At the same time, interim Prime Minister Garry Conille must handle the memories of previous deadly foreign interventions that hang over the nation.
READ: After long wait, Kenyan police begin security mission in Haiti
“After (the Kenyans) leave, the same things will happen again,” one Port-au-Prince resident, who declined to share his name, told AFP.
“The real solution won’t come from foreigners.

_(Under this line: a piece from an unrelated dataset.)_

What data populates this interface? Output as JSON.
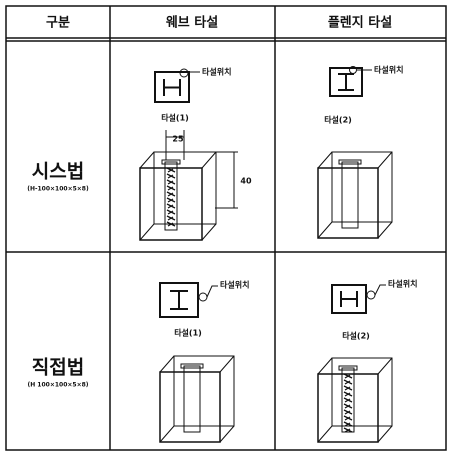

It’s not up to them,” he added, calling on the country’s fractious politicians to “unite to move forward.”
Haiti has long been rocked by gang violence but conditions sharply worsened at the end of February, when armed groups launched coordinated attacks in Port-au-Prince, saying they wanted to overthrow then-prime minister Ariel Henry.
Henry has since handed over power to a transitional council, which named Conille — currently in Washington to meet with US officials — as the country’s prime minister.
READ: Haiti violence displacing one child every minute – UNICEF
His transitional government’s job is monumental: to relieve the political, security and humanitarian crises devastating the poorest country in the Western Hemisphere and to pave the way for the first elections since 2016.
“No official in Haiti has been elected, therefore we are in very uncharted territory,” said Francois Pierre-Louis, a political science professor at New York’s Queens College.
“Everything in Haiti right now is unconstitutional, illegitimate,” he said.
Desperate for security
Renewing the questions on how Kenyan forces will handle the unrest, police fired live rounds at recent protests in Nairobi, leaving at 39 dead, according to monitors.
Haiti itself has a brutal history of foreign interventions, from a 20-year American occupation in the early 1900s to a deadly cholera outbreak linked to a UN peacekeeping mission in the 2010s.
Rules on joining the transitional council, which is supported by regional bloc CARICOM and the United States, included that members couldn’t be opposed to the Kenya-led stabilization mission.
“That set it up from the beginning with the impression that this is yet another foreign-picked government,” said Jake Johnston, a researcher at the Center for Economic and Policy Research in Washington.
A national security council that is supposed to help govern the mission has yet to be set up, and “nobody can actually tell you… who is ultimately responsible, what the oversight of it will be,” Johnston added.
At the same time, many Haitians, desperate for a restoration of order, support the Kenyan force.
“My children can’t go to school anymore,” said Nathalie, 20.
“These children who are growing up don’t have to go through these things.”
Elections unrealistic
While Haiti’s current leaders might be unelected, the lack of government control means that holding a vote would be nearly impossible, experts say.
After an earthquake devastated the country in 2010, the United States, among others, pushed for elections, delayed by the disaster, to be held as soon as possible.
The result was a massively mismanaged, violence-wracked vote widely rejected as illegitimate.
Beyond the immediate need to restore security lie bigger problems of restoring trust — including the issue of links between Haitian politicians and the gangs.
“The government (historically) doesn’t actually do much for most people’s lives, and nobody has faith in the state,” said Johnston. “If that doesn’t change… It’s really hard to see that dynamic changing.”